Левин также не был готов к тому, что американцы привыкли жевать резинку. Сидя в трамвае рядом с молодой женщиной, которая «делала странные движения мышцами рта», он задался вопросом, «какой болезнью рта она страдает». Узнав, что американцы жуют резинку для удовольствия, он не был обескуражен. Не меньшее впечатление произвело на него и употребление американцами табака: «На каждом шагу вы встречаете трубку, торчащую изо рта почтенного гражданина, обыкновенную трубку, при виде которой порядочные люди у себя дома пришли бы в ужас». Из американской еды на него произвели впечатление яйца, которые, как он обнаружил, «совершенно овальные, и если вы обладаете такой устойчивостью в руке, то их можно заставить стоять прямо на любом из концов», чего нельзя было добиться от маленьких круглых яиц в России. Что касается американских питейных привычек, то Левин придерживался двоякого мнения. Он жаловался, что «водки, настоящей, крепкой водки, по которой так тоскуют сердца некоторых наших соотечественников... здесь не найти». С другой стороны, признавая, что «американский пьяница обычно мирный голубь», он в то же время находил, что «более отвратительно видеть это у хорошо одетого, цивилизованного человека, чем у оборванного, неграмотного крестьянина», и был потрясен количеством салунов — «некоторые улицы буквально усыпаны ими» — и тем, что ему говорили, что американское потребление алкоголя «бьет российское». Он добавил: «Люди начинают осознавать огромный вред, наносимый алкоголем, и движение за запрет алкоголя набирает силу».
Очевидно, что Исаак Левин был достаточно стойким молодым человеком, который быстро научился воспринимать особенности Нового Света и смотреть на вещи с другой стороны. Проезжая мимо американской школы, он заметил, что она «довольно большая, окружена просторным, чистым двором, но выглядит безобразно». Оно напоминало ему «тюрьму дома или солдатский дом». Но над ним «развевался американский флаг... и мои эстетические чувства были полностью удовлетворены, глядя на него. Я думаю, что это самое красивое знамя в мире».

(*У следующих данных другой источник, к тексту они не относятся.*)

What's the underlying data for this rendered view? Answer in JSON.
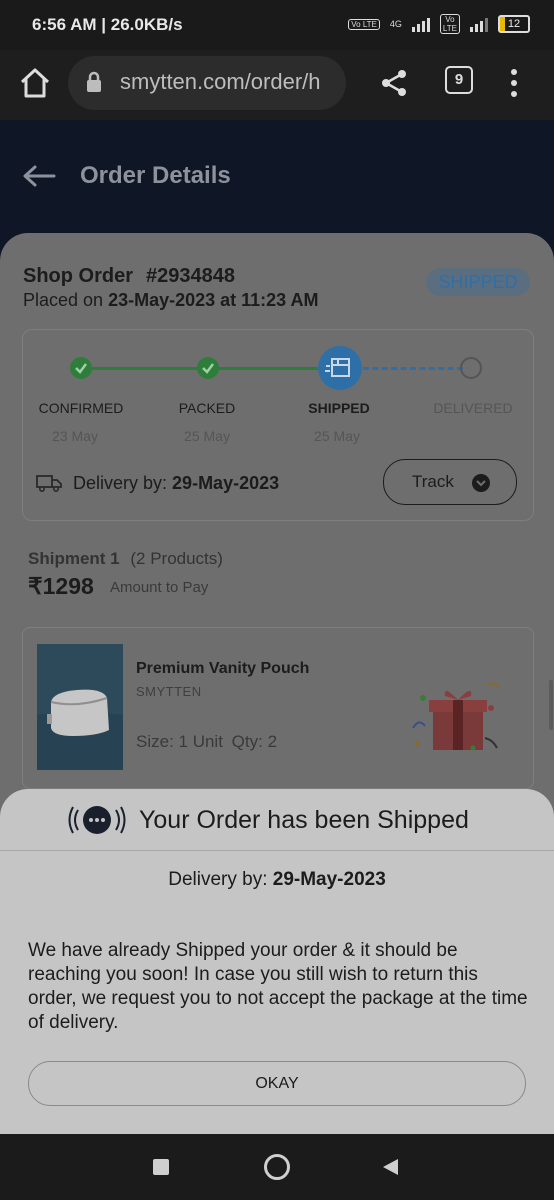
{
  "status_bar": {
    "time": "6:56 AM",
    "net_speed": "26.0KB/s",
    "network_4g": "4G",
    "volte_label": "Vo LTE",
    "battery": "12"
  },
  "browser": {
    "url": "smytten.com/order/h",
    "tab_count": "9"
  },
  "header": {
    "title": "Order Details"
  },
  "order": {
    "label": "Shop Order",
    "number": "#2934848",
    "placed_prefix": "Placed on",
    "placed_date": "23-May-2023 at 11:23 AM",
    "status_badge": "SHIPPED"
  },
  "progress": {
    "steps": [
      {
        "label": "CONFIRMED",
        "date": "23 May"
      },
      {
        "label": "PACKED",
        "date": "25 May"
      },
      {
        "label": "SHIPPED",
        "date": "25 May"
      },
      {
        "label": "DELIVERED",
        "date": ""
      }
    ],
    "delivery_prefix": "Delivery by:",
    "delivery_date": "29-May-2023",
    "track_label": "Track"
  },
  "shipment": {
    "title": "Shipment 1",
    "products_count": "(2 Products)",
    "amount": "₹1298",
    "amount_label": "Amount to Pay"
  },
  "product": {
    "name": "Premium Vanity Pouch",
    "brand": "SMYTTEN",
    "size": "Size: 1 Unit",
    "qty": "Qty: 2"
  },
  "sheet": {
    "title": "Your Order has been Shipped",
    "delivery_prefix": "Delivery by:",
    "delivery_date": "29-May-2023",
    "message": "We have already Shipped your order & it should be reaching you soon! In case you still wish to return this order, we request you to not accept the package at the time of delivery.",
    "ok_label": "OKAY"
  },
  "colors": {
    "header_bg": "#0f1626",
    "step_done": "#2f7d3a",
    "step_active": "#2f6fa8",
    "sheet_bg": "#c5c5c5"
  }
}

И все же нельзя было исключать элемент тоски по дому. На старой фотографии, сделанной Льюисом У. Хайном около 1910 г. и изображающей группу еврейских женщин и детей, работающих над штучным товаром в одном из домов Нижнего Ист-Сайда, есть странная деталь. Несмотря на то, что на снимке изображены тяготы и даже убожество, на стене ветхой комнаты висит фотография. На ней изображен царь Николай II — последний из царей — и его семья.
За одно только десятилетие с 1900 по 1910 год в США прибыло более восьми миллионов иммигрантов, большинство из которых были выходцами из Восточной Европы, причем значительная часть из них — евреи. Рекорд в 1 000 000 иммигрантов за год был впервые побит в 1905 г., затем еще раз в 1906 г. и достиг рекордной отметки в 1907 г. — 1 285 000 человек. Конечно, не все из этих людей становились успешными «из лохмотьев в богатство». Но поразительно много из них добились успеха. К началу 1900-х годов в воздухе Нижнего Ист-Сайда появился новый аромат, едва уловимый, возможно, со стороны, но, тем не менее, пьянящий запах процветания.
Несмотря на то, что район Десятого округа был, безусловно, перенаселен, его уже нельзя было рассматривать как единую, ничем не прикрытую трущобу. Из путаницы узких улиц уже начали вырисовываться «лучшие районы». Самой бедной улицей, с самой сильной перенаселенностью, с наибольшим количеством людей в комнате, была, пожалуй, Черри-стрит. Но, напротив, всего в нескольких кварталах от нее находился Ист-Бродвей, более широкая магистраль, ставшая лучшим адресом Нижнего Ист-Сайда. На Восточном Бродвее жили раввины, врачи, владельцы магазинов и семьи, получившие работу «белых воротничков» в городской бюрократии. Перепись населения 1905 года показала, что каждая третья семья, проживающая в квартирах на Восточном Бродвее, нанимала как минимум одного слугу.
В 1903 г. газета Jewish Daily Forward, всегда внимательно следившая за тенденциями, сообщила, что в язык идиш вошло новое слово: ойзесн, или «обедать вне дома». Обедать вне дома — не в гостях у друзей или родственников, а в настоящем ресторане — было неслыханно в старой стране (а до этого момента и в новой), но «Форвард» отметил, что эта стильная привычка «распространяется с каждым днем, особенно в Нью-Йорке». А чуть позже газета отметила, что отдых за городом «стал тенденцией, подтверждением статуса».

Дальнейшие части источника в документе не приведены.